妹は、姉の生き方は、それなりにうらやましいようだ。

「私は、今まで働いたことしかないから、遊びに行こうって言われても、何をしたらいいのかわからないのよ。」

「一体、何のために生まれてきたのかわかんないわ。早く、お迎えが来ないかしら。」

 そんな、10月の中頃、訪問すると姉が、傍らでお茶を飲んでいた。

愛子の枕元にも、お茶を注がれたマグカップがおかれているが、手付かずで冷め切ってしまったようだ。姉に背を向け、寝ているようだ。いや、寝ているふりをしているようだ。

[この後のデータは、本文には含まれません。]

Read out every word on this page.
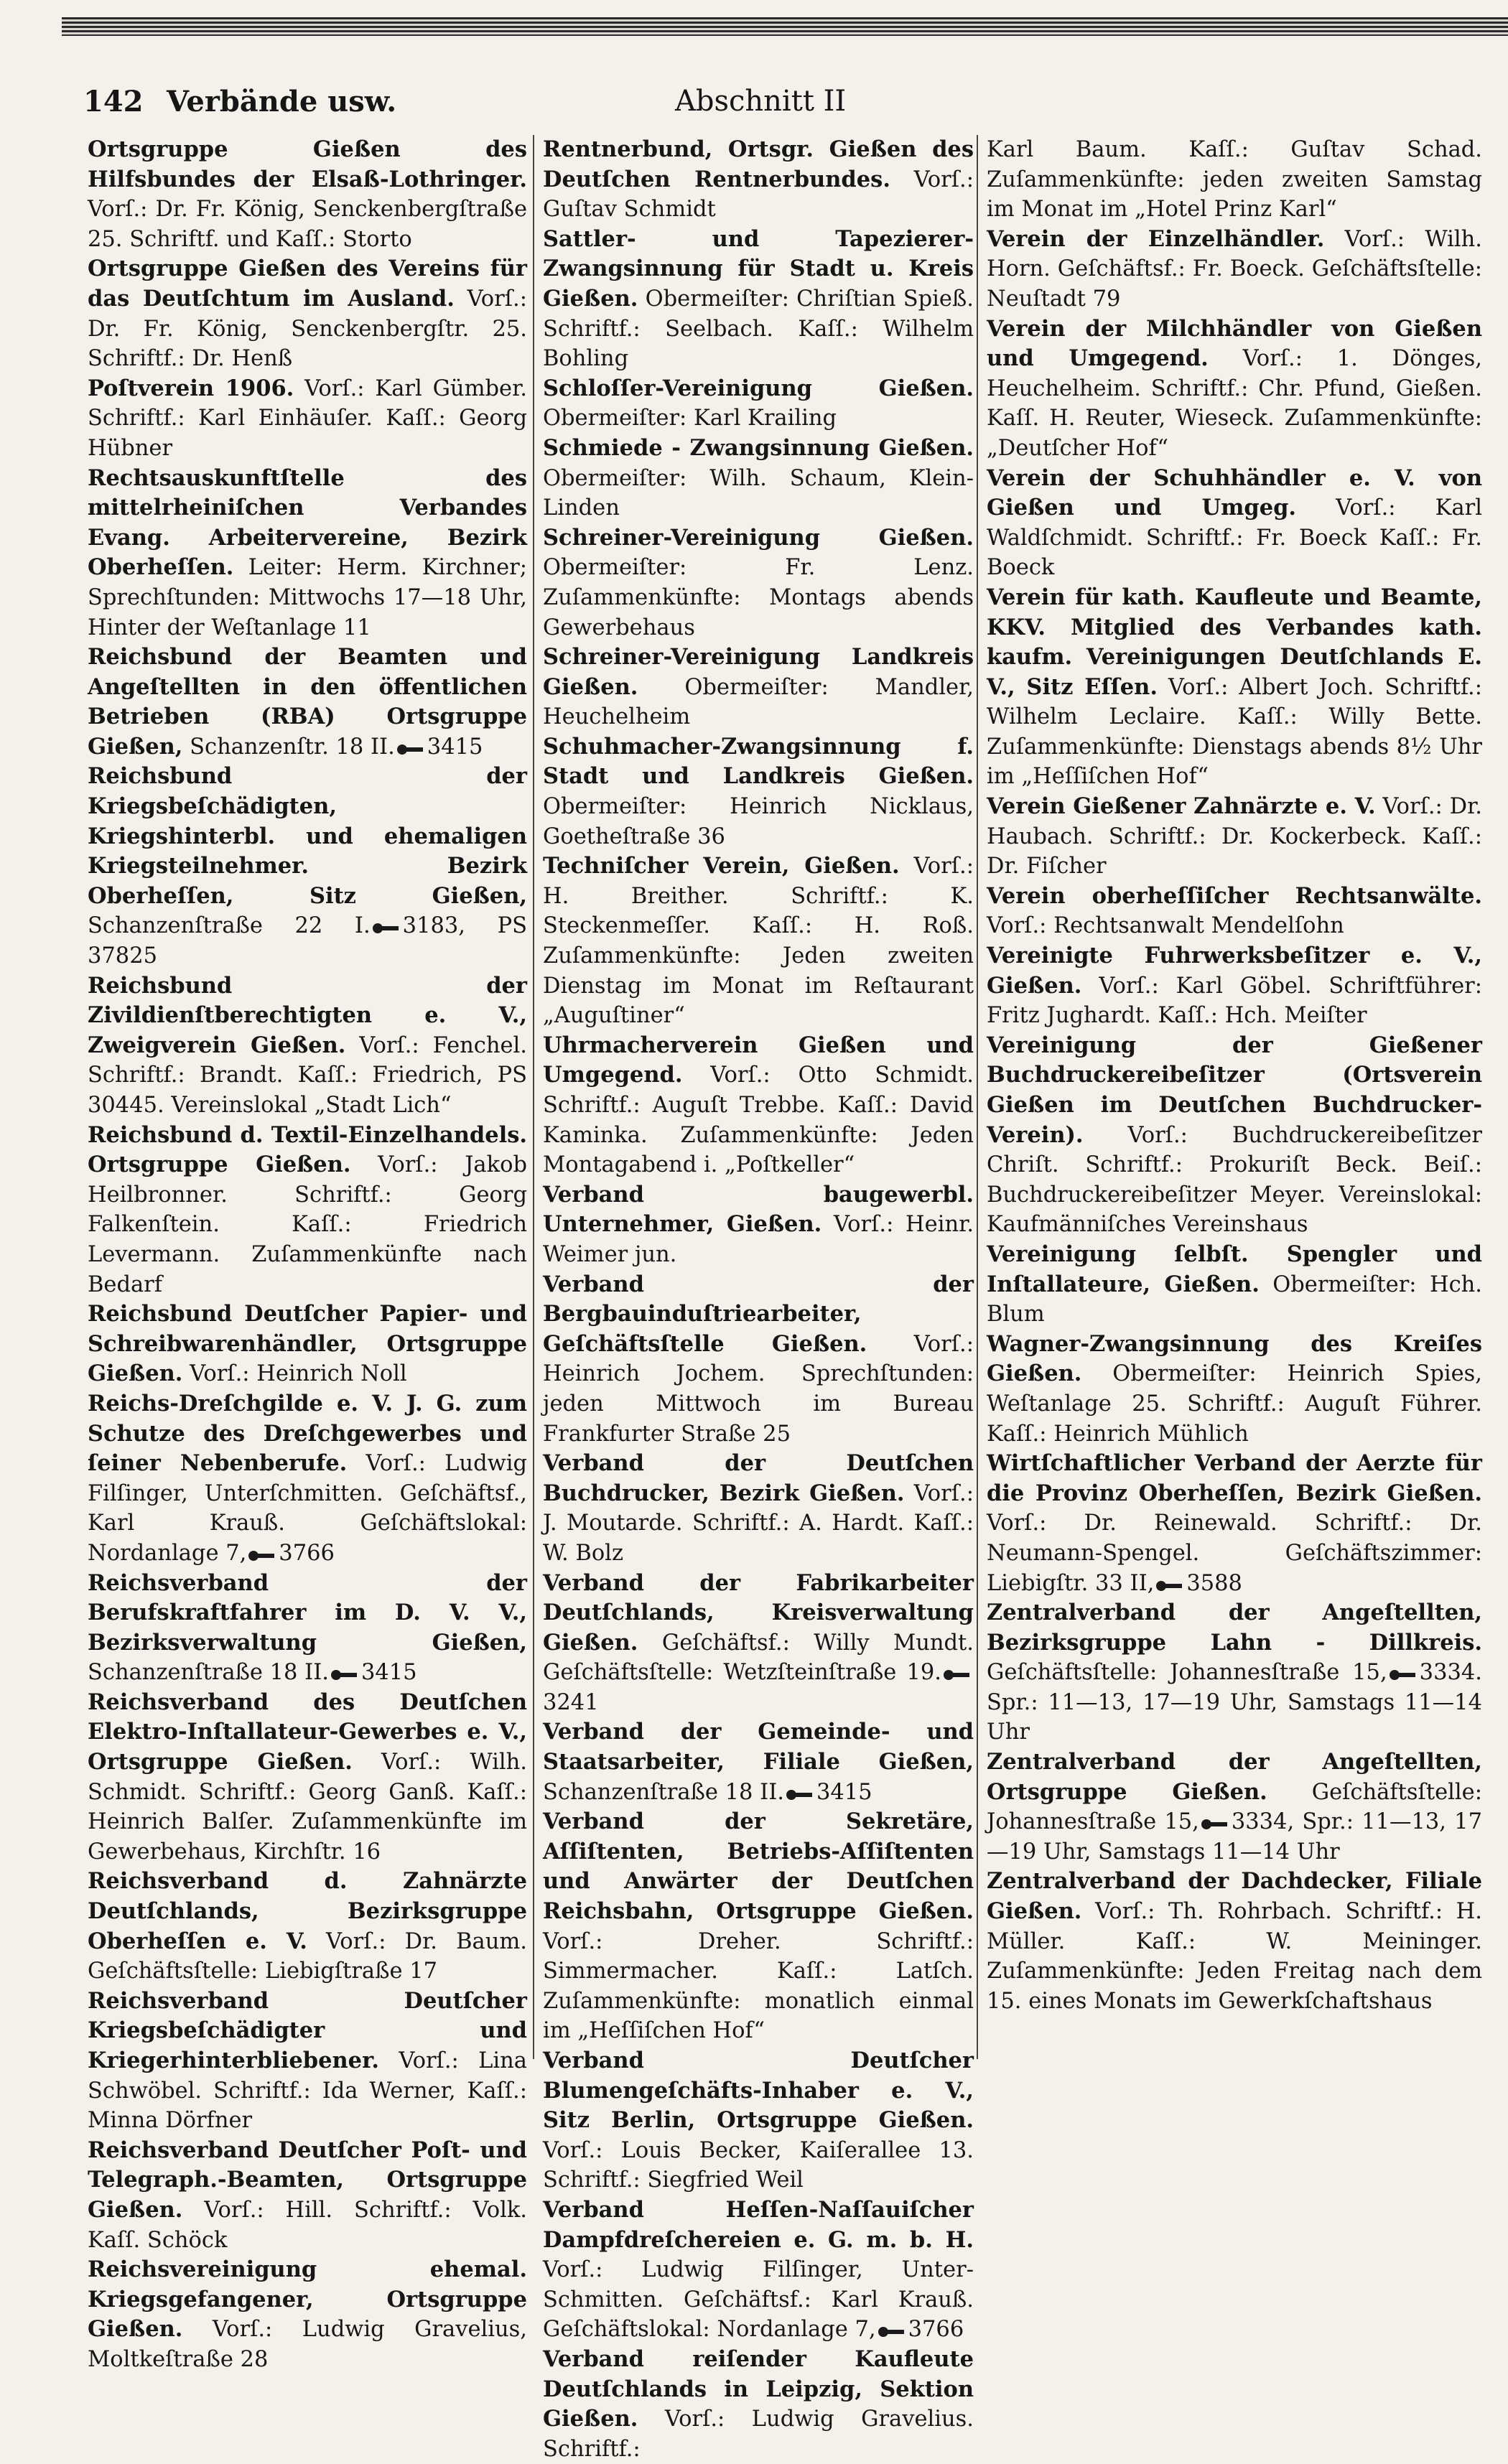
142 Verbände usw.	Abschnitt II

Ortsgruppe Gießen des Hilfsbundes der Elsaß-Lothringer. Vorſ.: Dr. Fr. König, Senckenbergſtraße 25. Schriftf. und Kaſſ.: Storto

Ortsgruppe Gießen des Vereins für das Deutſchtum im Ausland. Vorſ.: Dr. Fr. König, Senckenbergſtr. 25. Schriftf.: Dr. Henß

Poſtverein 1906. Vorſ.: Karl Gümber. Schriftf.: Karl Einhäuſer. Kaſſ.: Georg Hübner

Rechtsauskunftſtelle des mittelrheiniſchen Verbandes Evang. Arbeitervereine, Bezirk Oberheſſen. Leiter: Herm. Kirchner; Sprechſtunden: Mittwochs 17—18 Uhr, Hinter der Weſtanlage 11

Reichsbund der Beamten und Angeſtellten in den öffentlichen Betrieben (RBA) Ortsgruppe Gießen, Schanzenſtr. 18 II. 3415

Reichsbund der Kriegsbeſchädigten, Kriegshinterbl. und ehemaligen Kriegsteilnehmer. Bezirk Oberheſſen, Sitz Gießen, Schanzenſtraße 22 I. 3183, PS 37825

Reichsbund der Zivildienſtberechtigten e. V., Zweigverein Gießen. Vorſ.: Fenchel. Schriftf.: Brandt. Kaſſ.: Friedrich, PS 30445. Vereinslokal „Stadt Lich“

Reichsbund d. Textil-Einzelhandels. Ortsgruppe Gießen. Vorſ.: Jakob Heilbronner. Schriftf.: Georg Falkenſtein. Kaſſ.: Friedrich Levermann. Zuſammenkünfte nach Bedarf

Reichsbund Deutſcher Papier- und Schreibwarenhändler, Ortsgruppe Gießen. Vorſ.: Heinrich Noll

Reichs-Dreſchgilde e. V. J. G. zum Schutze des Dreſchgewerbes und ſeiner Nebenberufe. Vorſ.: Ludwig Filſinger, Unterſchmitten. Geſchäftsf., Karl Krauß. Geſchäftslokal: Nordanlage 7, 3766

Reichsverband der Berufskraftfahrer im D. V. V., Bezirksverwaltung Gießen, Schanzenſtraße 18 II. 3415

Reichsverband des Deutſchen Elektro-Inſtallateur-Gewerbes e. V., Ortsgruppe Gießen. Vorſ.: Wilh. Schmidt. Schriftf.: Georg Ganß. Kaſſ.: Heinrich Balſer. Zuſammenkünfte im Gewerbehaus, Kirchſtr. 16

Reichsverband d. Zahnärzte Deutſchlands, Bezirksgruppe Oberheſſen e. V. Vorſ.: Dr. Baum. Geſchäftsſtelle: Liebigſtraße 17

Reichsverband Deutſcher Kriegsbeſchädigter und Kriegerhinterbliebener. Vorſ.: Lina Schwöbel. Schriftf.: Ida Werner, Kaſſ.: Minna Dörfner

Reichsverband Deutſcher Poſt- und Telegraph.-Beamten, Ortsgruppe Gießen. Vorſ.: Hill. Schriftf.: Volk. Kaſſ. Schöck

Reichsvereinigung ehemal. Kriegsgefangener, Ortsgruppe Gießen. Vorſ.: Ludwig Gravelius, Moltkeſtraße 28

Rentnerbund, Ortsgr. Gießen des Deutſchen Rentnerbundes. Vorſ.: Guſtav Schmidt

Sattler- und Tapezierer-Zwangsinnung für Stadt u. Kreis Gießen. Obermeiſter: Chriſtian Spieß. Schriftf.: Seelbach. Kaſſ.: Wilhelm Bohling

Schloſſer-Vereinigung Gießen. Obermeiſter: Karl Krailing

Schmiede - Zwangsinnung Gießen. Obermeiſter: Wilh. Schaum, Klein-Linden

Schreiner-Vereinigung Gießen. Obermeiſter: Fr. Lenz. Zuſammenkünfte: Montags abends Gewerbehaus

Schreiner-Vereinigung Landkreis Gießen. Obermeiſter: Mandler, Heuchelheim

Schuhmacher-Zwangsinnung f. Stadt und Landkreis Gießen. Obermeiſter: Heinrich Nicklaus, Goetheſtraße 36

Techniſcher Verein, Gießen. Vorſ.: H. Breither. Schriftf.: K. Steckenmeſſer. Kaſſ.: H. Roß. Zuſammenkünfte: Jeden zweiten Dienstag im Monat im Reſtaurant „Auguſtiner“

Uhrmacherverein Gießen und Umgegend. Vorſ.: Otto Schmidt. Schriftf.: Auguſt Trebbe. Kaſſ.: David Kaminka. Zuſammenkünfte: Jeden Montagabend i. „Poſtkeller“

Verband baugewerbl. Unternehmer, Gießen. Vorſ.: Heinr. Weimer jun.

Verband der Bergbauinduſtriearbeiter, Geſchäftsſtelle Gießen. Vorſ.: Heinrich Jochem. Sprechſtunden: jeden Mittwoch im Bureau Frankfurter Straße 25

Verband der Deutſchen Buchdrucker, Bezirk Gießen. Vorſ.: J. Moutarde. Schriftf.: A. Hardt. Kaſſ.: W. Bolz

Verband der Fabrikarbeiter Deutſchlands, Kreisverwaltung Gießen. Geſchäftsf.: Willy Mundt. Geſchäftsſtelle: Wetzſteinſtraße 19.3241

Verband der Gemeinde- und Staatsarbeiter, Filiale Gießen, Schanzenſtraße 18 II. 3415

Verband der Sekretäre, Aſſiſtenten, Betriebs-Aſſiſtenten und Anwärter der Deutſchen Reichsbahn, Ortsgruppe Gießen. Vorſ.: Dreher. Schriftf.: Simmermacher. Kaſſ.: Latſch. Zuſammenkünfte: monatlich einmal im „Heſſiſchen Hof“

Verband Deutſcher Blumengeſchäfts-Inhaber e. V., Sitz Berlin, Ortsgruppe Gießen. Vorſ.: Louis Becker, Kaiſerallee 13. Schriftf.: Siegfried Weil

Verband Heſſen-Naſſauiſcher Dampfdreſchereien e. G. m. b. H. Vorſ.: Ludwig Filſinger, Unter-Schmitten. Geſchäftsf.: Karl Krauß. Geſchäftslokal: Nordanlage 7, 3766

Verband reiſender Kaufleute Deutſchlands in Leipzig, Sektion Gießen. Vorſ.: Ludwig Gravelius. Schriftf.:

Karl Baum. Kaſſ.: Guſtav Schad. Zuſammenkünfte: jeden zweiten Samstag im Monat im „Hotel Prinz Karl“

Verein der Einzelhändler. Vorſ.: Wilh. Horn. Geſchäftsf.: Fr. Boeck. Geſchäftsſtelle: Neuſtadt 79

Verein der Milchhändler von Gießen und Umgegend. Vorſ.: 1. Dönges, Heuchelheim. Schriftf.: Chr. Pfund, Gießen. Kaſſ. H. Reuter, Wieseck. Zuſammenkünfte: „Deutſcher Hof“

Verein der Schuhhändler e. V. von Gießen und Umgeg. Vorſ.: Karl Waldſchmidt. Schriftf.: Fr. Boeck Kaſſ.: Fr. Boeck

Verein für kath. Kaufleute und Beamte, KKV. Mitglied des Verbandes kath. kaufm. Vereinigungen Deutſchlands E. V., Sitz Eſſen. Vorſ.: Albert Joch. Schriftf.: Wilhelm Leclaire. Kaſſ.: Willy Bette. Zuſammenkünfte: Dienstags abends 8½ Uhr im „Heſſiſchen Hof“

Verein Gießener Zahnärzte e. V. Vorſ.: Dr. Haubach. Schriftf.: Dr. Kockerbeck. Kaſſ.: Dr. Fiſcher

Verein oberheſſiſcher Rechtsanwälte. Vorſ.: Rechtsanwalt Mendelſohn

Vereinigte Fuhrwerksbeſitzer e. V., Gießen. Vorſ.: Karl Göbel. Schriftführer: Fritz Jughardt. Kaſſ.: Hch. Meiſter

Vereinigung der Gießener Buchdruckereibeſitzer (Ortsverein Gießen im Deutſchen Buchdrucker-Verein). Vorſ.: Buchdruckereibeſitzer Chriſt. Schriftf.: Prokuriſt Beck. Beiſ.: Buchdruckereibeſitzer Meyer. Vereinslokal: Kaufmänniſches Vereinshaus

Vereinigung ſelbſt. Spengler und Inſtallateure, Gießen. Obermeiſter: Hch. Blum

Wagner-Zwangsinnung des Kreiſes Gießen. Obermeiſter: Heinrich Spies, Weſtanlage 25. Schriftf.: Auguſt Führer. Kaſſ.: Heinrich Mühlich

Wirtſchaftlicher Verband der Aerzte für die Provinz Oberheſſen, Bezirk Gießen. Vorſ.: Dr. Reinewald. Schriftf.: Dr. Neumann-Spengel. Geſchäftszimmer: Liebigſtr. 33 II, 3588

Zentralverband der Angeſtellten, Bezirksgruppe Lahn - Dillkreis. Geſchäftsſtelle: Johannesſtraße 15, 3334. Spr.: 11—13, 17—19 Uhr, Samstags 11—14 Uhr

Zentralverband der Angeſtellten, Ortsgruppe Gießen. Geſchäftsſtelle: Johannesſtraße 15, 3334, Spr.: 11—13, 17—19 Uhr, Samstags 11—14 Uhr

Zentralverband der Dachdecker, Filiale Gießen. Vorſ.: Th. Rohrbach. Schriftf.: H. Müller. Kaſſ.: W. Meininger. Zuſammenkünfte: Jeden Freitag nach dem 15. eines Monats im Gewerkſchaftshaus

 その傍らで80歳の姉が、「妹はね、昼も夜もなく働いて、遊ぶって事を知らないのね。亭主が亡くなったら、まだ歩けるのに、引きこもちゃってさ。このまま、死なせたら不憫でさ。みんなに危ないから、やめろって言われたけど、私も意地になってさ、タクシーに車椅子積んで、二人で土浦の花火を見に行ったのよ。」

土浦では桜川べりで、毎年、10月の第一週に、花火大会が行われる。全国から花火職人が集まり、翌年の展示会的な意味があり、テレビでの中継もある。秋の風物誌だ。私も、ここ数年、河原で見ている。群衆が、すごく、帰りには、歩けば15分ほどの道程を、1時間ほどかけて、帰るようになる。危険さえ感じることがある。

 あの河原に、この姉妹はいたのだ。

「帰りは人混みで、危ないから、みんなが帰るまで二人でじっとしてね。2時間ぐらいして、誰もいなくなったら、一番最後に桜川の土手を、一生懸命車椅子押して歩いてね。そしたら、妹がこう言うの。花火見てたら空襲思いだしちゃった。あの時も二人で手を握って逃げたっけね。本当に、この人ってさ、何を見せても人生、楽しもうってしないのよ。後ろから、頭をひっぱたいちゃった。今度は、ディズニーランドに連れて行ってやろうと思ってさ。」

愛子が不貞寝している枕元に、二人が両脇に犬を従えて、大笑いしている写真がある。

街にサーカスが去年来たときに、入り口での記念撮影だそうだ。

愛子ちゃんの、お口は犬よりも大きく開いている。

人生を楽しんでいないわけじゃないのだ。

瞬間的には、楽しんでいるんだ。

年老いた姉に迷惑をかけたくないという気持ちが、いまだにあるのだ。

だから、素直に姉の前で喜べないのだ。

いつか、この机にデイズニーランドでのスナップ写真が加わるのを、私も待っている。

何歳になっても姉妹は姉妹。

お互い、迷惑をかけても、それは、それで、お互いの生きがいなのだから。